You can usually spot this problem by looking at the filament after removing it from the extruder. If you see a flat, chewed-up section where the drive gear sits, the retraction speed (or distance) is too high. The fix is to reduce both values in small increments until the extrusion feels smooth again and the filament surface stays intact.

What Happens When It’s Too Slow

A retraction speed that’s too low essentially defeats the purpose of retracting at all. The filament pulls back so gradually that plastic continues to leak from the nozzle throughout the entire retraction move. You’ll see persistent stringing no matter how much you increase retraction distance, because the issue isn’t how far the filament travels but how quickly pressure is released.
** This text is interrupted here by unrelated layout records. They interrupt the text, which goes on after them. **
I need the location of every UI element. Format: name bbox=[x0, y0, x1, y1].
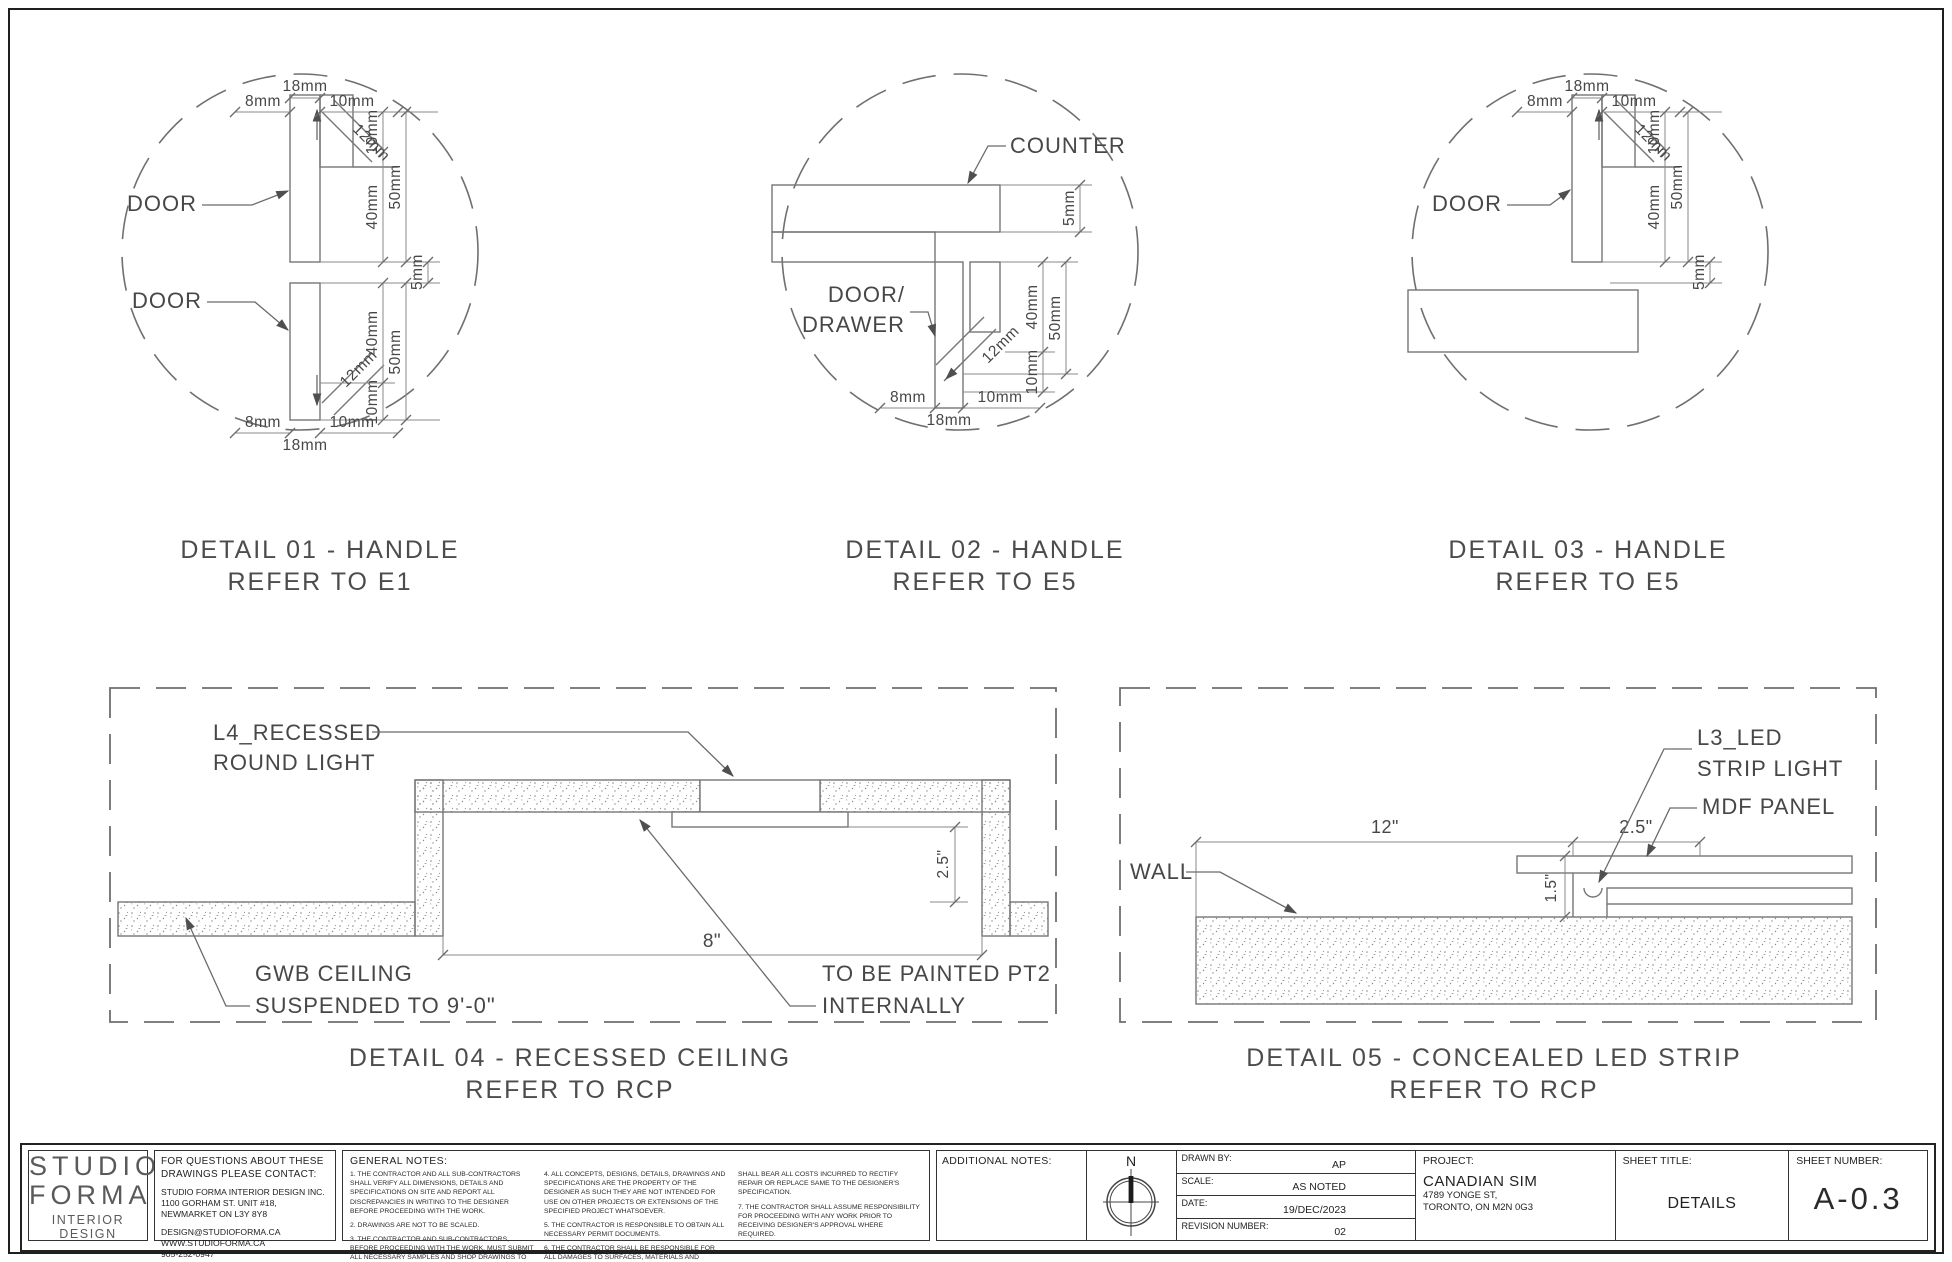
d02-door-label-2: DRAWER bbox=[802, 312, 905, 337]
d05-led-strip bbox=[1584, 888, 1602, 897]
d01-dim-50mm-stack: 50mm bbox=[387, 164, 404, 209]
sheet-number-cell: SHEET NUMBER: A-0.3 bbox=[1789, 1151, 1927, 1240]
contact-address-1: 1100 GORHAM ST. UNIT #18, bbox=[161, 1198, 329, 1209]
d03-dim-10mm: 10mm bbox=[1611, 93, 1656, 110]
d04-gwb-label-2: SUSPENDED TO 9'-0" bbox=[255, 993, 496, 1018]
contact-address-2: NEWMARKET ON L3Y 8Y8 bbox=[161, 1209, 329, 1220]
logo-studio: STUDIO bbox=[29, 1153, 147, 1180]
d05-mdf-panel-top bbox=[1517, 856, 1852, 873]
d02-dim-8mm-bottom: 8mm bbox=[890, 389, 926, 406]
d05-led-label-1: L3_LED bbox=[1697, 725, 1783, 750]
detail-02-handle: 5mm 40mm 50mm 10mm 12mm 8mm 10mm 18mm CO… bbox=[772, 74, 1138, 596]
d04-lower-ceiling-left bbox=[118, 902, 415, 936]
d04-paint-leader bbox=[640, 820, 816, 1006]
d01-upper-door bbox=[290, 95, 320, 262]
d02-door-label-1: DOOR/ bbox=[828, 282, 905, 307]
contact-heading-2: DRAWINGS PLEASE CONTACT: bbox=[161, 1169, 329, 1182]
d04-light-label-2: ROUND LIGHT bbox=[213, 750, 376, 775]
d01-dim-18mm-bottom: 18mm bbox=[282, 437, 327, 454]
d05-dim-panel: 2.5" bbox=[1619, 817, 1652, 837]
date-label: DATE: bbox=[1182, 1198, 1208, 1208]
detail-04-recessed-ceiling: 2.5" 8" L4_RECESSED ROUND LIGHT GWB CEIL… bbox=[110, 688, 1056, 1104]
d03-dim-8mm: 8mm bbox=[1527, 93, 1563, 110]
title-block: STUDIO FORMA INTERIOR DESIGN FOR QUESTIO… bbox=[20, 1143, 1936, 1252]
d04-lower-ceiling-right bbox=[1010, 902, 1048, 936]
d04-gwb-label-1: GWB CEILING bbox=[255, 961, 413, 986]
d03-door-leader bbox=[1507, 190, 1570, 205]
note-3: 3. THE CONTRACTOR AND SUB-CONTRACTORS, B… bbox=[350, 1235, 534, 1262]
d03-subtitle: REFER TO E5 bbox=[1495, 568, 1680, 596]
d01-dim-8mm-bottom: 8mm bbox=[245, 414, 281, 431]
project-address-1: 4789 YONGE ST, bbox=[1423, 1190, 1608, 1202]
d02-apron bbox=[772, 232, 935, 262]
d01-door-leader-top bbox=[202, 191, 288, 205]
d04-light-leader bbox=[372, 732, 733, 776]
d01-dimension-ticks bbox=[230, 93, 433, 438]
d01-title: DETAIL 01 - HANDLE bbox=[180, 536, 459, 564]
d01-dim-10mm-top: 10mm bbox=[329, 93, 374, 110]
revision-label: REVISION NUMBER: bbox=[1182, 1221, 1269, 1231]
d01-dim-40mm-lower: 40mm bbox=[364, 310, 381, 355]
sheet-number-value: A-0.3 bbox=[1796, 1181, 1920, 1217]
d05-wall-section bbox=[1196, 917, 1852, 1004]
field-scale: SCALE: AS NOTED bbox=[1177, 1174, 1416, 1197]
d04-recessed-light bbox=[700, 780, 820, 812]
d05-mdf-panel-lower bbox=[1607, 888, 1852, 904]
d01-lower-door bbox=[290, 283, 320, 420]
d04-paint-label-1: TO BE PAINTED PT2 bbox=[822, 961, 1051, 986]
contact-website: WWW.STUDIOFORMA.CA bbox=[161, 1238, 329, 1249]
d02-door-leader bbox=[910, 312, 935, 336]
d04-recess-wall-right bbox=[982, 780, 1010, 936]
d03-dim-10mm-stack: 10mm bbox=[1646, 109, 1663, 154]
project-label: PROJECT: bbox=[1423, 1155, 1608, 1167]
d05-subtitle: REFER TO RCP bbox=[1389, 1076, 1598, 1104]
note-2: 2. DRAWINGS ARE NOT TO BE SCALED. bbox=[350, 1221, 534, 1230]
additional-notes-label: ADDITIONAL NOTES: bbox=[937, 1151, 1086, 1171]
d02-countertop bbox=[772, 185, 1000, 232]
details-drawing: 18mm 8mm 10mm 12mm 10mm 40mm 50mm 5mm 12… bbox=[0, 0, 1952, 1140]
additional-notes: ADDITIONAL NOTES: bbox=[937, 1151, 1087, 1240]
d05-mdf-leader bbox=[1647, 808, 1697, 856]
d05-wall-label: WALL bbox=[1130, 859, 1193, 884]
d02-door-drawer bbox=[935, 262, 963, 408]
project-name: CANADIAN SIM bbox=[1423, 1173, 1608, 1190]
north-arrow-icon: N bbox=[1089, 1152, 1173, 1240]
d02-subtitle: REFER TO E5 bbox=[892, 568, 1077, 596]
d02-dim-12mm: 12mm bbox=[979, 323, 1023, 367]
general-notes-heading: GENERAL NOTES: bbox=[350, 1155, 922, 1167]
note-6-cont: SHALL BEAR ALL COSTS INCURRED TO RECTIFY… bbox=[738, 1170, 922, 1198]
general-notes-col-1: 1. THE CONTRACTOR AND ALL SUB-CONTRACTOR… bbox=[350, 1170, 534, 1262]
d03-door bbox=[1572, 95, 1602, 262]
contact-email: DESIGN@STUDIOFORMA.CA bbox=[161, 1227, 329, 1238]
field-date: DATE: 19/DEC/2023 bbox=[1177, 1196, 1416, 1219]
contact-info: FOR QUESTIONS ABOUT THESE DRAWINGS PLEAS… bbox=[154, 1150, 336, 1241]
d02-counter-label: COUNTER bbox=[1010, 133, 1126, 158]
d02-dim-18mm-bottom: 18mm bbox=[926, 412, 971, 429]
note-5: 5. THE CONTRACTOR IS RESPONSIBLE TO OBTA… bbox=[544, 1221, 728, 1239]
detail-02-boundary-circle bbox=[782, 74, 1138, 430]
d01-door-label-top: DOOR bbox=[127, 191, 197, 216]
d03-door-label: DOOR bbox=[1432, 191, 1502, 216]
drawing-sheet: 18mm 8mm 10mm 12mm 10mm 40mm 50mm 5mm 12… bbox=[0, 0, 1952, 1262]
sheet-title-label: SHEET TITLE: bbox=[1623, 1155, 1782, 1167]
d04-dim-depth: 2.5" bbox=[935, 849, 952, 878]
d05-wall-leader bbox=[1186, 872, 1296, 913]
d02-dim-50mm: 50mm bbox=[1047, 295, 1064, 340]
d02-handle-arrow bbox=[946, 365, 960, 379]
logo-forma: FORMA bbox=[29, 1182, 147, 1209]
d04-light-plate bbox=[672, 812, 848, 827]
d01-door-leader-bottom bbox=[207, 302, 288, 330]
north-arr-cell: N bbox=[1087, 1151, 1177, 1240]
d05-dimension-lines bbox=[1196, 842, 1700, 917]
d01-subtitle: REFER TO E1 bbox=[227, 568, 412, 596]
d03-counter-slab bbox=[1408, 290, 1638, 352]
d01-dim-5mm-stack: 5mm bbox=[409, 254, 426, 290]
detail-05-concealed-led: 12" 2.5" 1.5" WALL L3_LED STRIP LIGHT MD… bbox=[1120, 688, 1876, 1104]
d04-title: DETAIL 04 - RECESSED CEILING bbox=[349, 1044, 791, 1072]
d01-dim-50mm-lower: 50mm bbox=[387, 329, 404, 374]
detail-03-boundary-circle bbox=[1412, 74, 1768, 430]
d05-title: DETAIL 05 - CONCEALED LED STRIP bbox=[1246, 1044, 1741, 1072]
d05-dim-pocket: 1.5" bbox=[1543, 873, 1560, 902]
d04-recess-wall-left bbox=[415, 780, 443, 936]
d02-dim-10mm-bottom: 10mm bbox=[977, 389, 1022, 406]
d04-subtitle: REFER TO RCP bbox=[465, 1076, 674, 1104]
detail-01-handle: 18mm 8mm 10mm 12mm 10mm 40mm 50mm 5mm 12… bbox=[122, 74, 478, 596]
d05-panel-return bbox=[1573, 873, 1607, 917]
revision-value: 02 bbox=[1334, 1226, 1346, 1238]
d03-dim-5mm-stack: 5mm bbox=[1691, 254, 1708, 290]
sheet-title-value: DETAILS bbox=[1623, 1195, 1782, 1213]
d05-dim-run: 12" bbox=[1371, 817, 1399, 837]
general-notes-col-2: 4. ALL CONCEPTS, DESIGNS, DETAILS, DRAWI… bbox=[544, 1170, 728, 1262]
drawn-by-value: AP bbox=[1332, 1159, 1346, 1171]
d02-dim-10mm: 10mm bbox=[1024, 349, 1041, 394]
logo-interior-design: INTERIOR DESIGN bbox=[29, 1213, 147, 1241]
north-letter: N bbox=[1126, 1153, 1136, 1169]
d02-dim-5mm: 5mm bbox=[1061, 190, 1078, 226]
d03-title: DETAIL 03 - HANDLE bbox=[1448, 536, 1727, 564]
general-notes-col-3: SHALL BEAR ALL COSTS INCURRED TO RECTIFY… bbox=[738, 1170, 922, 1262]
d05-led-label-2: STRIP LIGHT bbox=[1697, 756, 1843, 781]
d01-dim-40mm-stack: 40mm bbox=[364, 184, 381, 229]
d05-mdf-label: MDF PANEL bbox=[1702, 794, 1835, 819]
scale-value: AS NOTED bbox=[1292, 1181, 1346, 1193]
field-revision: REVISION NUMBER: 02 bbox=[1177, 1219, 1416, 1241]
d02-counter-leader bbox=[968, 146, 1006, 183]
contact-heading-1: FOR QUESTIONS ABOUT THESE bbox=[161, 1156, 329, 1169]
d03-dim-18mm: 18mm bbox=[1564, 78, 1609, 95]
field-drawn-by: DRAWN BY: AP bbox=[1177, 1151, 1416, 1174]
d04-dim-width: 8" bbox=[703, 931, 721, 952]
project-address-2: TORONTO, ON M2N 0G3 bbox=[1423, 1202, 1608, 1214]
contact-company: STUDIO FORMA INTERIOR DESIGN INC. bbox=[161, 1187, 329, 1198]
detail-03-handle: 18mm 8mm 10mm 12mm 10mm 40mm 50mm 5mm DO… bbox=[1408, 74, 1768, 596]
d02-title: DETAIL 02 - HANDLE bbox=[845, 536, 1124, 564]
note-7: 7. THE CONTRACTOR SHALL ASSUME RESPONSIB… bbox=[738, 1203, 922, 1240]
d01-dim-8mm-top: 8mm bbox=[245, 93, 281, 110]
d04-paint-label-2: INTERNALLY bbox=[822, 993, 966, 1018]
date-value: 19/DEC/2023 bbox=[1283, 1204, 1346, 1216]
contact-phone: 905-252-0947 bbox=[161, 1249, 329, 1260]
sheet-number-label: SHEET NUMBER: bbox=[1796, 1155, 1920, 1167]
drawn-by-label: DRAWN BY: bbox=[1182, 1153, 1232, 1163]
detail-01-boundary-circle bbox=[122, 74, 478, 430]
company-logo: STUDIO FORMA INTERIOR DESIGN bbox=[28, 1150, 148, 1241]
d03-dim-40mm-stack: 40mm bbox=[1646, 184, 1663, 229]
d04-ceiling-band-left bbox=[415, 780, 700, 812]
d03-dim-50mm-stack: 50mm bbox=[1669, 164, 1686, 209]
project-cell: PROJECT: CANADIAN SIM 4789 YONGE ST, TOR… bbox=[1416, 1151, 1616, 1240]
drawing-info-fields: DRAWN BY: AP SCALE: AS NOTED DATE: 19/DE… bbox=[1177, 1151, 1417, 1240]
note-6: 6. THE CONTRACTOR SHALL BE RESPONSIBLE F… bbox=[544, 1244, 728, 1262]
d04-light-label-1: L4_RECESSED bbox=[213, 720, 382, 745]
scale-label: SCALE: bbox=[1182, 1176, 1214, 1186]
d01-door-label-bottom: DOOR bbox=[132, 288, 202, 313]
note-4: 4. ALL CONCEPTS, DESIGNS, DETAILS, DRAWI… bbox=[544, 1170, 728, 1216]
note-1: 1. THE CONTRACTOR AND ALL SUB-CONTRACTOR… bbox=[350, 1170, 534, 1216]
d05-dimension-ticks bbox=[1191, 837, 1705, 922]
sheet-title-cell: SHEET TITLE: DETAILS bbox=[1616, 1151, 1790, 1240]
d01-dim-10mm-stack: 10mm bbox=[364, 109, 381, 154]
d02-dim-40mm: 40mm bbox=[1024, 284, 1041, 329]
d02-gable bbox=[970, 262, 1000, 332]
d01-dim-18mm-top: 18mm bbox=[282, 78, 327, 95]
d01-dim-10mm-bottom: 10mm bbox=[329, 414, 374, 431]
title-block-right: ADDITIONAL NOTES: N DRAWN BY: AP bbox=[936, 1150, 1928, 1241]
general-notes: GENERAL NOTES: 1. THE CONTRACTOR AND ALL… bbox=[342, 1150, 930, 1241]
Recommended Speeds by Material

Different filaments behave differently when molten, so retraction speed needs to match the material you’re printing.

  • PLA: The most forgiving material. A retraction speed of 25 to 50 mm/s works well on most printers. PLA is relatively low-viscosity when melted, so it responds predictably to retraction.
  • PETG: A range of 20 to 45 mm/s is effective, but PETG is noticeably more viscous than PLA. Pulling it back too quickly can actually increase stringing rather than reduce it, because the thick molten plastic stretches into threads instead of breaking cleanly. Start on the lower end and work up.
  • TPU and flexible filaments: Keep retraction speed below 20 mm/s and retraction distance under 4 mm. Flexible filaments compress and buckle inside the extruder path when retracted aggressively, which can cause jams that are difficult to clear.

How to Find the Right Setting

Start at 25 mm/s and print a stringing test model, which is typically two thin towers spaced apart. If you see strings between the towers, increase the speed by 5 mm/s and print again. Keep going until the strings disappear or you start noticing signs of filament grinding (clicking sounds from the extruder motor, visible gouges in the filament, or gaps in your printed layers).

If stringing persists even at 50 mm/s, the problem likely isn’t retraction speed alone. Check your printing temperature, as a nozzle that’s too hot makes filament runnier and harder to control with retraction. Also verify that retraction distance is set appropriately: around 1 to 2 mm for direct drive extruders and 4 to 7 mm for Bowden tube setups.

Slicer Settings vs. Firmware Retraction

Most people set retraction speed directly in their slicer (Cura, PrusaSlicer, etc.), and the slicer bakes those retraction moves into the G-code file. Every retract and recover is a specific instruction with the speed and distance already defined.

There’s an alternative approach called firmware-based retraction, where the printer’s own firmware handles all retraction details. Instead of the slicer spelling out exactly how far and how fast to retract, it simply tells the printer “retract here” and “recover here” using shorthand commands. The firmware then uses its own stored speed and distance values. This lets you tweak retraction settings on the printer itself without re-slicing your model every time you want to test a new value.

Some firmware also supports automatic retraction conversion, which intercepts the slicer’s retraction commands mid-print and replaces them with the firmware’s own settings. This is useful if you’re working with older G-code files or want to override slicer values without editing the file. For most users, slicer-based retraction is simpler and works perfectly well. Firmware retraction is mainly helpful for people who frequently experiment with different materials and want to adjust retraction on the fly.

Retraction Speed vs. Prime Speed

Retraction speed has a companion setting called prime speed (sometimes called “unretract speed” or “recover speed”). This controls how fast the filament is pushed back into the nozzle after the travel move is complete. The two don’t have to match. Prime speed is often set slightly slower than retraction speed to avoid pressure spikes that cause blobs at the start of each new printed section. A common starting point is to set prime speed about 60 to 75% of your retraction speed.